1993 FOOTBALL INDUCTEE
JIM
MERLO
The community of Sanger has always given great support to the Sanger High Apaches athletic programs, especially in football. The Sanger fans have been rewarded for that support, many times over by the school’s long list of great teams, coaches, and players. Foremost among the coaches who have achieved recognition after cutting their playing or coaching teeth at Sanger High School are Tom Flores, J.R. Boone, Clare Slaughter, and Ray Newman, while Jim Merlo and Tom Flores head the large corps of players who have gone on to win acclaim at higher levels on other football fields.
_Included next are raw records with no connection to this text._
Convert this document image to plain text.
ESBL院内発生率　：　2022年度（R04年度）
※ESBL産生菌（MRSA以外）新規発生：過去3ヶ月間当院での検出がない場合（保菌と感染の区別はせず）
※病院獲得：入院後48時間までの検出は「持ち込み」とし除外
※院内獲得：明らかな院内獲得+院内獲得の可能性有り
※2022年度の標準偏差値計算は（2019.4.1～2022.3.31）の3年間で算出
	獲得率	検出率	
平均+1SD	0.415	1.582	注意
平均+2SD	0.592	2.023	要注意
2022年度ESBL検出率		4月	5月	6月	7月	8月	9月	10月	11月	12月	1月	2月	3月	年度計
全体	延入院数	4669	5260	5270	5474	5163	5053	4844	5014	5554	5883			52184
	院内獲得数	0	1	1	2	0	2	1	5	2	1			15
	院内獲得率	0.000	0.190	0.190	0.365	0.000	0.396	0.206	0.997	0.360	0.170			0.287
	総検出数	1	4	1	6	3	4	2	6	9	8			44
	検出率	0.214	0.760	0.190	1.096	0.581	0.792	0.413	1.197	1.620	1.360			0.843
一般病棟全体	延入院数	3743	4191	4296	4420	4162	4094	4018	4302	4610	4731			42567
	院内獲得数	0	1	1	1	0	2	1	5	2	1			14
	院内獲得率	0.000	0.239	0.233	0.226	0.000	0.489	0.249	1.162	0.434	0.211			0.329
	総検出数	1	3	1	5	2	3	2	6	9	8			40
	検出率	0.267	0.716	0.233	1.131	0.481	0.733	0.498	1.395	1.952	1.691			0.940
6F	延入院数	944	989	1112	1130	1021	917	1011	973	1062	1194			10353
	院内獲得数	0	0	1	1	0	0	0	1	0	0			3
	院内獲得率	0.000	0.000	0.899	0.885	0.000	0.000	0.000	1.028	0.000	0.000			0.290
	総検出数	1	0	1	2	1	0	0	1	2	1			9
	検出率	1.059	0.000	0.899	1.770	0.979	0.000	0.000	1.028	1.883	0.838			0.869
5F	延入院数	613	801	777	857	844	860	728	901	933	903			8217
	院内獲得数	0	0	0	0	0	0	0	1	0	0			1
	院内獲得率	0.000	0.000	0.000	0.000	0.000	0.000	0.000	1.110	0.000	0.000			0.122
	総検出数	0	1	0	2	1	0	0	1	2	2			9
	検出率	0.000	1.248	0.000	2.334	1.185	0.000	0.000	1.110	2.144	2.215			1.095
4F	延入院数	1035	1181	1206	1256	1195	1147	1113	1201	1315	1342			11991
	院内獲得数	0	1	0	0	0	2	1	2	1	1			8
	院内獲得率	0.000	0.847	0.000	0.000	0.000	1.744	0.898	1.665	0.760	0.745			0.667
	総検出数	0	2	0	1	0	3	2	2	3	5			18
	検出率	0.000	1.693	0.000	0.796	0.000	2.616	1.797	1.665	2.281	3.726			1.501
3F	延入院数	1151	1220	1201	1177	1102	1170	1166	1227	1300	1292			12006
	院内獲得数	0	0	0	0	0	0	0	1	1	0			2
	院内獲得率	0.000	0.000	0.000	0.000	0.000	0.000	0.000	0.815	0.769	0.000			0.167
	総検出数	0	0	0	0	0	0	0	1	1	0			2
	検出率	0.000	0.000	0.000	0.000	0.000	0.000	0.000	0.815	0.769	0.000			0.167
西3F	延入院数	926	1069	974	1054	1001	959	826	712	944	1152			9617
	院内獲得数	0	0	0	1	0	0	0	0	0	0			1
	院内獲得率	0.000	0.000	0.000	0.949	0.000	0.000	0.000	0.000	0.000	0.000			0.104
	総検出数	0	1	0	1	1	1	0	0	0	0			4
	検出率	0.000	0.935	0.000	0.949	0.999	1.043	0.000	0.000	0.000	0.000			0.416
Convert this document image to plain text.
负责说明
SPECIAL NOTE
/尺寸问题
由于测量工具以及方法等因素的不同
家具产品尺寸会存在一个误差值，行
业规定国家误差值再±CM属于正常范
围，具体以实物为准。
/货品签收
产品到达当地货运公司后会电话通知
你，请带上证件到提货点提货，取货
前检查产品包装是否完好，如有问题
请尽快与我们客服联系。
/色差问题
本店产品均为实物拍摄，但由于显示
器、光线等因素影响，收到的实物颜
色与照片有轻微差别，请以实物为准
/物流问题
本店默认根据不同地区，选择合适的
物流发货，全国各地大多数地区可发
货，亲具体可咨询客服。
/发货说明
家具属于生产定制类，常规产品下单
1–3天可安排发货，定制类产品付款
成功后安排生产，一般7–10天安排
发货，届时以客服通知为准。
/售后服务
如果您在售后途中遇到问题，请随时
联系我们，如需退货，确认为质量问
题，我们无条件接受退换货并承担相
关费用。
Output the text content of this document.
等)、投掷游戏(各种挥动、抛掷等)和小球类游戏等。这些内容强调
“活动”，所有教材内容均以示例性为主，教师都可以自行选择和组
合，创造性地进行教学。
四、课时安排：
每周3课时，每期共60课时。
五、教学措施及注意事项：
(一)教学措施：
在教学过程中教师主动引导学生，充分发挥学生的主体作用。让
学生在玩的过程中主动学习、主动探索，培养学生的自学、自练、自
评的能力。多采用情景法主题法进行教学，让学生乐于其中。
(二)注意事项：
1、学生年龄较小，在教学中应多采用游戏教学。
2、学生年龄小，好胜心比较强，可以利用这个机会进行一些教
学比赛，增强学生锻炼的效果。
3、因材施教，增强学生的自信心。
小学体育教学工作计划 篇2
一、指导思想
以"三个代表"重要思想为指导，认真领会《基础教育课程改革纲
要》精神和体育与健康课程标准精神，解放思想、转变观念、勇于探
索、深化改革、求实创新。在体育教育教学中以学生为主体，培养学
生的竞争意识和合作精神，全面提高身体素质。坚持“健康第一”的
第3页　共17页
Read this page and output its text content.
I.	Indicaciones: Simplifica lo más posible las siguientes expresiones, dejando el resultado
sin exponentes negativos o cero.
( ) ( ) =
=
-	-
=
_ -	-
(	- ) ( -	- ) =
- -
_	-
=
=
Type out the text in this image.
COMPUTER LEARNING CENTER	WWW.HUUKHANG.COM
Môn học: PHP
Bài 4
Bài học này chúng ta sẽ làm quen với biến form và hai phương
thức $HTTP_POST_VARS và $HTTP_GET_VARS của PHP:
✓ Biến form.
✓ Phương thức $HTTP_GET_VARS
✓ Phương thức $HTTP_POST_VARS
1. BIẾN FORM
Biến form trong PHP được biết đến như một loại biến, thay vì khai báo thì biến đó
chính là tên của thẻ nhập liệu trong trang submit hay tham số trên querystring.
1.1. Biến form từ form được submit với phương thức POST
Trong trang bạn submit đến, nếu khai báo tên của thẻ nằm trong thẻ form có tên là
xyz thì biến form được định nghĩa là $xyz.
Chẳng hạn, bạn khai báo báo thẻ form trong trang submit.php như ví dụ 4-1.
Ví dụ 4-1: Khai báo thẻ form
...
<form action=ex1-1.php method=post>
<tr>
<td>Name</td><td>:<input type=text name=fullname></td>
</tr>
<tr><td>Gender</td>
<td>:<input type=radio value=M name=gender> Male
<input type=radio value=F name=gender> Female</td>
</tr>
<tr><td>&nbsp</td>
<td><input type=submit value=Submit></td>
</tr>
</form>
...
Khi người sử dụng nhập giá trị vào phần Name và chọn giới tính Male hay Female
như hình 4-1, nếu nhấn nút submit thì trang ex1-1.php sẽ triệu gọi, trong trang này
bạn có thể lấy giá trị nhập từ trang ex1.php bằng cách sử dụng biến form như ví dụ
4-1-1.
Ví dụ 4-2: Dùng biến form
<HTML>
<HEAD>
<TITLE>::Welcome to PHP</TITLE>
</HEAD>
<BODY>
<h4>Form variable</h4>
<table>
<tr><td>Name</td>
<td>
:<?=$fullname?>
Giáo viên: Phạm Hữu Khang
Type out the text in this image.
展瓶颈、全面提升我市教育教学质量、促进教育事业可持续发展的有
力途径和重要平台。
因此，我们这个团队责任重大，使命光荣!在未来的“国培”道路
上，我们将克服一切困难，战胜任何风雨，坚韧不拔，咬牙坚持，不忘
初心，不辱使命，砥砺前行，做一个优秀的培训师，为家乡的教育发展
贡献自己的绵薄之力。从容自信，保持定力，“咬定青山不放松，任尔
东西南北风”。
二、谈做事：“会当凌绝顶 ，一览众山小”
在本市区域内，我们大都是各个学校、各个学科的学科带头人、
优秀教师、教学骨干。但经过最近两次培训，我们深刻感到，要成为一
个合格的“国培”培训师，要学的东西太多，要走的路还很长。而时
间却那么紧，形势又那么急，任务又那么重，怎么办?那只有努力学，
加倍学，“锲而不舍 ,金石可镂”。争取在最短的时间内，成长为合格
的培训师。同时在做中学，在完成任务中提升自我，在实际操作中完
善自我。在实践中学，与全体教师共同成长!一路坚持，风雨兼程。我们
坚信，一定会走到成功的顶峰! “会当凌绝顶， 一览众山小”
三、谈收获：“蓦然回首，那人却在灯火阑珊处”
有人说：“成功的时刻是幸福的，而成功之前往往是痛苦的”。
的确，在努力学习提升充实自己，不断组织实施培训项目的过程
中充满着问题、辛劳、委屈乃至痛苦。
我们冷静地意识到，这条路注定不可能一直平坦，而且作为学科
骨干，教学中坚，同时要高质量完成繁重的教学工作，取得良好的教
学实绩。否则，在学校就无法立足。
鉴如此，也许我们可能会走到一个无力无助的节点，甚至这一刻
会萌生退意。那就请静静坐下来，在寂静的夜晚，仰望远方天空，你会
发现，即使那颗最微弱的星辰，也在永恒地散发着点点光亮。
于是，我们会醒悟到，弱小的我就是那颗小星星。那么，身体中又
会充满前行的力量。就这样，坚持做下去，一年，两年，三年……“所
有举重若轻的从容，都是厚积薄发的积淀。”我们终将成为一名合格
Jim Merlo was an outstanding multiple sport athlete at Sanger High. In 1969, Jim’s senior year, he was named the school’s Athlete of the Year after winning the most valuable player awards in both football and basketball. He then played linebacker and center for Clare Slaughter at Fresno City College during the 1969 and 1970 seasons. In 1969, he was an All-American center for the Rams and, in 1970, he was named to the JC All-American team, both on offense as a center, and on the defense as a linebacker.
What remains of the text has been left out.